The gang at DobberProspects has done a bang-up job of previewing the upcoming World Junior Hockey Championships. Here’s a look at some of Sweden’s top prospects heading into the tournament. The latest prospect ramblings offer up some more goodies. Here are a few “lesser-known” prospects to target in keeper leagues prior to the tournament with links to their DobberProspects profiles:
Fox should already be on the radar after putting up four points in seven games at this tournament last year, as well as putting up 49 points in 45 games through his first two college seasons. He forecasts to be the top offensive defenseman for the US in this tournament, which sets him up nicely for a star-making performance. The Flames boast three of Dobber’s top-50 defensemen prospects, but Fox is not yet among them. I bet Fox gives them a fourth come January. He has the highest fantasy upside of Calgary’s talented blueline prospects.
There’s a decent chance that a Leaf fan in your pool has already snapped up this prospect and is touting him as a future hall-of-famer. I don’t find much appealing about his numbers at the college level, including a save percentage below .900, but he showed flashes of brilliance at this tournament last year.
Jake Oettinger is the man expected to carry the US in goal, but the first-rounder has had struggles of his own. Goalies are unpredictable in short samples. If Oettinger falters and Woll steals the starting gig, his stock will soar.
The Finns are loaded with talented scores, which sets up pretty nicely for Heponiemi who leads the WHL in assists (52) and points (71) in just 29 games. He’ll probably lose those leads while away at this tournament, but this is a chance to get some big stage exposure for a player eviscerating junior hockey.

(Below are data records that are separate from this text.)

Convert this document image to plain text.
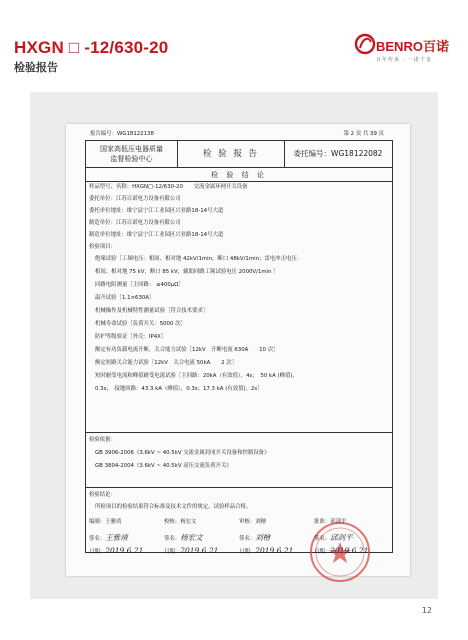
HXGN □ -12/630-20
检验报告
BENRO百诺
百年传承 · 一诺千金
报告编号：WG18122138	第 2 页 共 39 页
国家高低压电器质量
监督检验中心	检 验 报 告	委托编号：WG18122082
检 验 结 论
样品型号、名称：HXGN□-12/630-20　　交流金属环网开关设备
委托单位：江苏百诺电力设备有限公司
委托单位地址：维宁县宁江工业园区兴业路18-14号大道
制造单位：江苏百诺电力设备有限公司
制造单位地址：维宁县宁江工业园区兴业路18-14号大道
检验项目：
绝缘试验［工频电压：相间、相对地 42kV/1min，断口 48kV/1min；雷电冲击电压：
相间、相对地 75 kV，断口 85 kV，辅助回路工频试验电压 2000V/1min ］
回路电阻测量［主回路： ≤400μΩ］
温升试验［1.1×630A］
机械操作及机械特性测量试验［符合技术要求］
机械寿命试验［负荷开关：5000 次］
防护等级验证［外壳：IP4X］
额定有功负载电流开断，关合能力试验［12kV　开断电流 630A　　10 次］
额定短路关合能力试验［12kV　关合电流 50kA　　2 次］
短时耐受电流和峰值耐受电流试验［主回路：20kA（有效值），4s；　50 kA (峰值)，
0.3s；　接地回路：43.3 kA（峰值），0.3s；17.3 kA (有效值)，2s］
检验依据：
GB 3906-2006《3.6kV ~ 40.5kV 交流金属封闭开关设备和控制设备》
GB 3804-2004《3.6kV ~ 40.5kV 高压交流负荷开关》
检验结论：
所检项目的检验结果符合标准及技术文件的规定，试验样品合格。
编制：王雅靖	校核：杨宏文	审核：刘檜	批准：邱剑平
签名：王雅靖	签名：杨宏文	签名：刘檜	签名：邱剑平
日期：2019.6.21	日期：2019.6.21	日期：2019.6.21	日期：2019.6.21
12
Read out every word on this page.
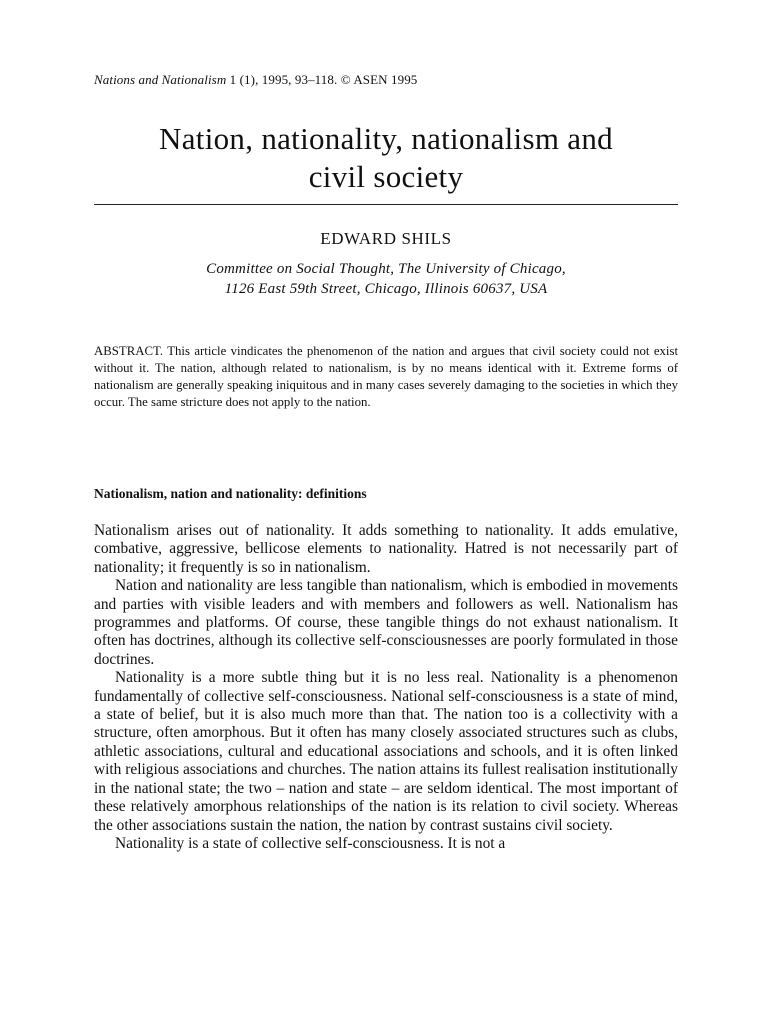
Nations and Nationalism 1 (1), 1995, 93–118. © ASEN 1995
Nation, nationality, nationalism and
civil society
EDWARD SHILS
Committee on Social Thought, The University of Chicago,
1126 East 59th Street, Chicago, Illinois 60637, USA
ABSTRACT. This article vindicates the phenomenon of the nation and argues that civil society could not exist without it. The nation, although related to nationalism, is by no means identical with it. Extreme forms of nationalism are generally speaking iniquitous and in many cases severely damaging to the societies in which they occur. The same stricture does not apply to the nation.
Nationalism, nation and nationality: definitions

Nationalism arises out of nationality. It adds something to nationality. It adds emulative, combative, aggressive, bellicose elements to nationality. Hatred is not necessarily part of nationality; it frequently is so in nationalism.

Nation and nationality are less tangible than nationalism, which is embodied in movements and parties with visible leaders and with members and followers as well. Nationalism has programmes and platforms. Of course, these tangible things do not exhaust nationalism. It often has doctrines, although its collective self-consciousnesses are poorly formulated in those doctrines.

Nationality is a more subtle thing but it is no less real. Nationality is a phenomenon fundamentally of collective self-consciousness. National self-consciousness is a state of mind, a state of belief, but it is also much more than that. The nation too is a collectivity with a structure, often amorphous. But it often has many closely associated structures such as clubs, athletic associations, cultural and educational associations and schools, and it is often linked with religious associations and churches. The nation attains its fullest realisation institutionally in the national state; the two – nation and state – are seldom identical. The most important of these relatively amorphous relationships of the nation is its relation to civil society. Whereas the other associations sustain the nation, the nation by contrast sustains civil society.

Nationality is a state of collective self-consciousness. It is not a
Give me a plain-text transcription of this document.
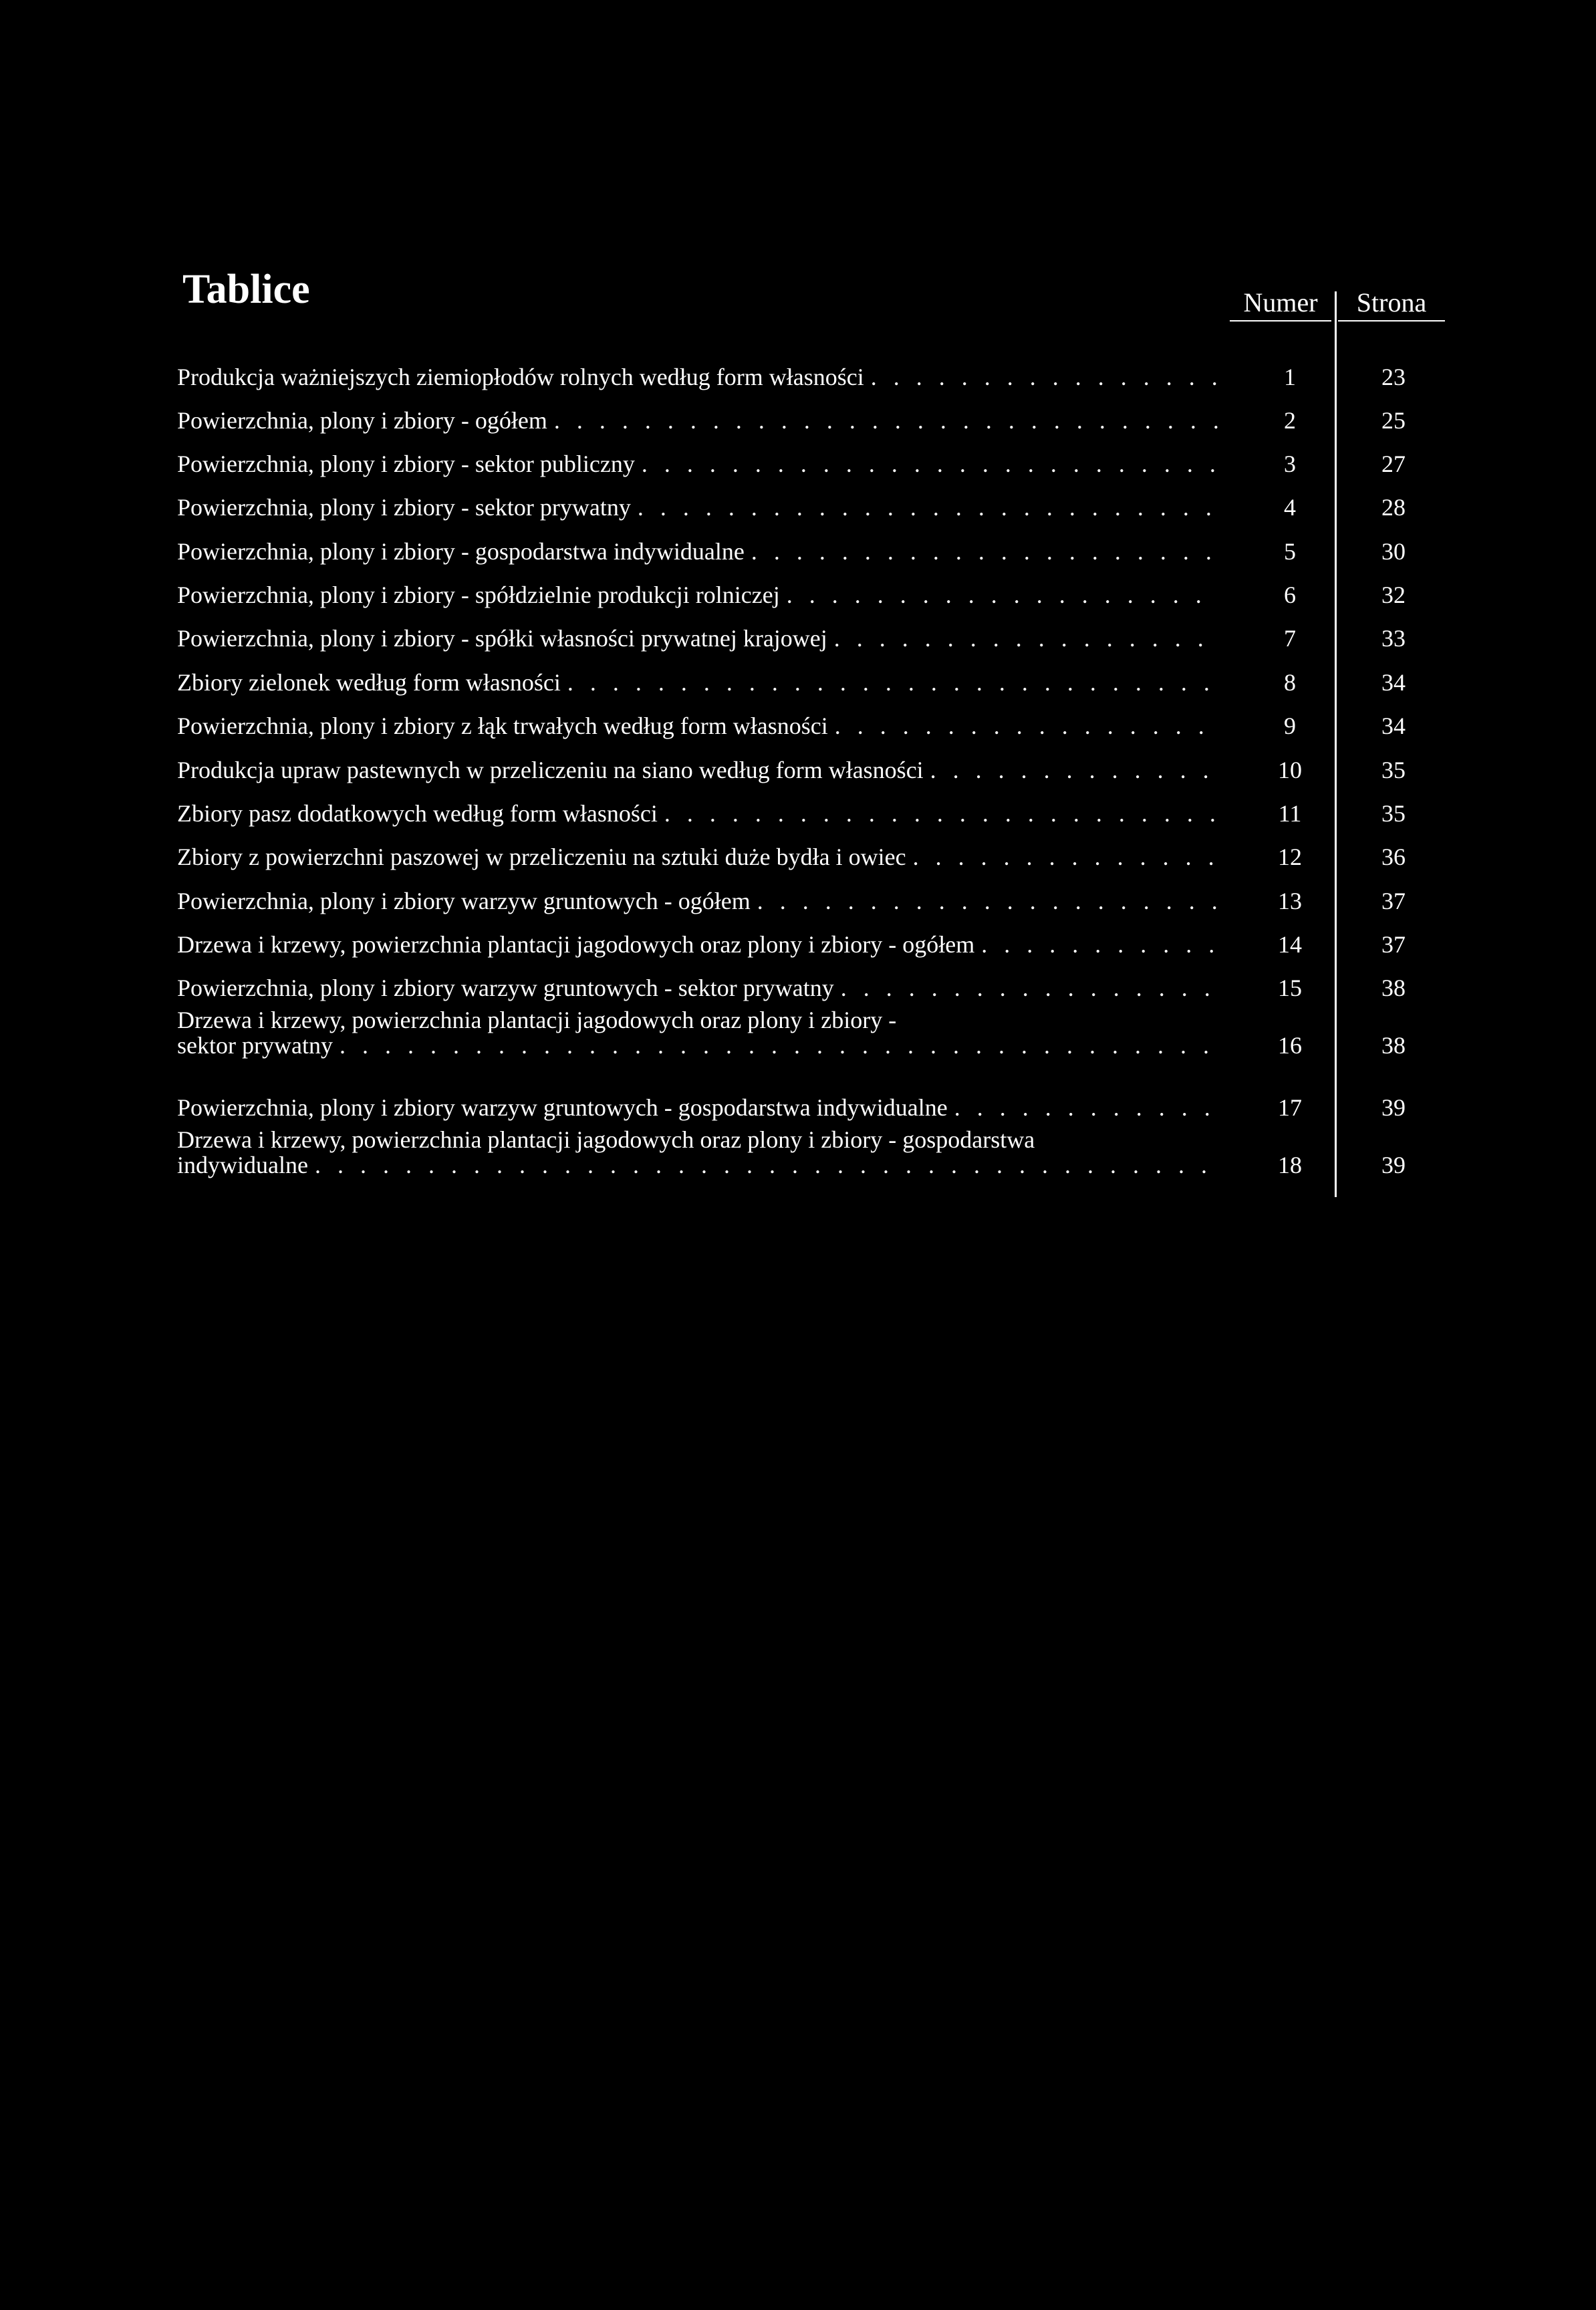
Tablice	Numer	Strona
Produkcja ważniejszych ziemiopłodów rolnych według form własności . . .	1	23
Powierzchnia, plony i zbiory - ogółem . . .	2	25
Powierzchnia, plony i zbiory - sektor publiczny . . .	3	27
Powierzchnia, plony i zbiory - sektor prywatny . . .	4	28
Powierzchnia, plony i zbiory - gospodarstwa indywidualne . . .	5	30
Powierzchnia, plony i zbiory - spółdzielnie produkcji rolniczej . . .	6	32
Powierzchnia, plony i zbiory - spółki własności prywatnej krajowej . . .	7	33
Zbiory zielonek według form własności . . .	8	34
Powierzchnia, plony i zbiory z łąk trwałych według form własności . . .	9	34
Produkcja upraw pastewnych w przeliczeniu na siano według form własności . . .	10	35
Zbiory pasz dodatkowych według form własności . . .	11	35
Zbiory z powierzchni paszowej w przeliczeniu na sztuki duże bydła i owiec . . .	12	36
Powierzchnia, plony i zbiory warzyw gruntowych - ogółem . . .	13	37
Drzewa i krzewy, powierzchnia plantacji jagodowych oraz plony i zbiory - ogółem . . .	14	37
Powierzchnia, plony i zbiory warzyw gruntowych - sektor prywatny . . .	15	38
Drzewa i krzewy, powierzchnia plantacji jagodowych oraz plony i zbiory -
sektor prywatny . . .	16	38
Powierzchnia, plony i zbiory warzyw gruntowych - gospodarstwa indywidualne . . .	17	39
Drzewa i krzewy, powierzchnia plantacji jagodowych oraz plony i zbiory - gospodarstwa
indywidualne . . .	18	39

Most of Sweden’s big names are either former first-rounders, or pending first-rounders. As a second-rounder, Boqvist comes in with a little less hype, but I am intrigued by any prospect who can put up points in Sweden’s top league as a 17-year-old. He should fit somewhere into Sweden’s top-six forwards, which would provide an excellent opportunity to raise his stock.
Finland is known as a goalie factory, but the position is arguably the weakest spot in this tournament. Luukkonen should be the starter for a team heavily in the mix to win it all. A strong showing behind a loaded squad would create some hype around the Sabres’ prospect.
Size is no longer a concern, so get the 5’9” prospect on your radar. He has torched the QMJHL for three years running and even flashed in a four-game cameo in the AHL last spring scoring four points. Most of Russia’s top prospects in this tournament are 17 or 18, so the 19-year-old is in a prime spot to be a leader for the perennial contender.